Frances Creighton & Everett Appelgate
No Damn Good!
In the meantime, the autopsy on Ada was completed by the New York City's Medical Examiner's office and a report was sent over to the Nassau Police. The M.E. had found 9.6 grains of arsenic in Ada's body, over 3 times the amount needed to cause death. Frances Creighton and Everett Appelgate were arrested on the morning of October 9, 1935. The press reaction was immediate and predictable. Frances was vilified as an incompetent mother who offered up her daughter to the lascivious Appelgate. "A modern Borgia" was the most common phrase used to describe her in the New York newspapers. When she was taken out of court, according to a Daily News story, "her eyes rolled wildly and if possible, her skin became of an even more unearthly pallor." Appelgate was described as "gross-looking" and "pudgy-faced with a face flushed a strange purple color."
As detectives probed the background of Creighton and Appelgate at Bryant Place, they discovered a curious incident that involved one of their neighbors. In 1930, Frances was accused of stealing a pair of gloves from a neighbor in Baldwin. Although friends had observed her wearing the gloves, Frances strongly denied the charge. She became friendly with the neighbor's family and invited three of her nieces over for some cocoa, which Frances lovingly prepared. On the way home, all three nieces became violently ill. One nearly died. The illness was never explained. A short time later, this same neighbor's home was set on fire. Detectives later found that the foundation of the house had been soaked in kerosene. Though Frances was the prime suspect, no arrests were made.
Prior to the murder trial, which was scheduled to begin in January 1936, Frances changed her confessions several times. At first she implicated Appelgate. In a second confession, she exonerated him saying that he had nothing to do with the murder and he didn't even know that she bought arsenic for the purpose of giving it to Ada. In a third confession, she said that it was Appelgate's idea all along in order to get rid of his wife so that he could be free to have Ruth. The titillating story of intimate relations between the sexy teenager and the pompous clerk aroused the public, and most press accounts of the era exploited the situation for all it was worth. Appelgate generated very little sympathy for himself and his image as a child seducer only intensified public opinion against him.
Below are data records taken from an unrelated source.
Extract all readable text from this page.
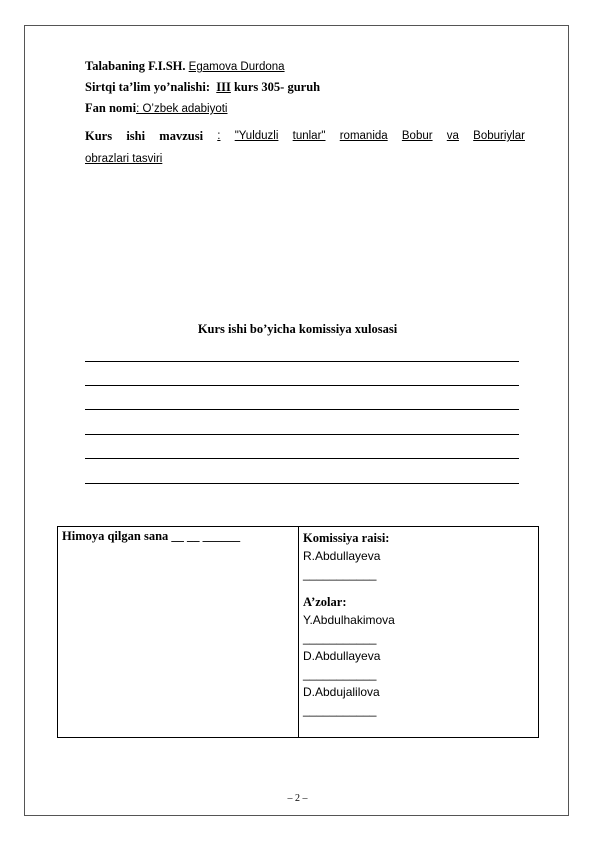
Talabaning F.I.SH. Egamova Durdona
Sirtqi ta’lim yo’nalishi: III kurs 305- guruh
Fan nomi: O’zbek adabiyoti
Kurs ishi mavzusi : "Yulduzli tunlar" romanida Bobur va Boburiylar
obrazlari tasviri
Kurs ishi bo’yicha komissiya xulosasi
Himoya qilgan sana __ __ ______	Komissiya raisi:
R.Abdullayeva
___________
A’zolar:
Y.Abdulhakimova
___________
D.Abdullayeva
___________
D.Abdujalilova
___________
– 2 –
The case made national headlines and soon, a flood of angry letters poured into the Nassau County Police Department and the District Attorney's office. One writer, who professed to know Frances Creighton personally, said "it would be characteristic for a degenerate like her to do all these things - she is well known in Newark - or her sex mad mania!" Frances also received threatening letters in jail, which she turned over to the police. "A lousy prostitute that's what you are!" another wrote, "You are no damn good - you are the worse kind of people, and the sooner the electric chair gets you, the better society will profit. You sure are low. Low as can be!" People were also incensed at the almost incredible gullibility of Frances' husband, John. "They ought to take your husband and send him up for twenty-five hard years, at Sing Sing, where you'll burn," wrote one man from New York City. "He is a rat, a big stinking rat! He is no father, he is a skunk, a coward, a big bum, a hypocrite and he is your better half." One long letter castigated Frances at length about her sexual preferences. "She is an immoral woman," the writer said, "who has a mania for degeneracy for women as well as men!"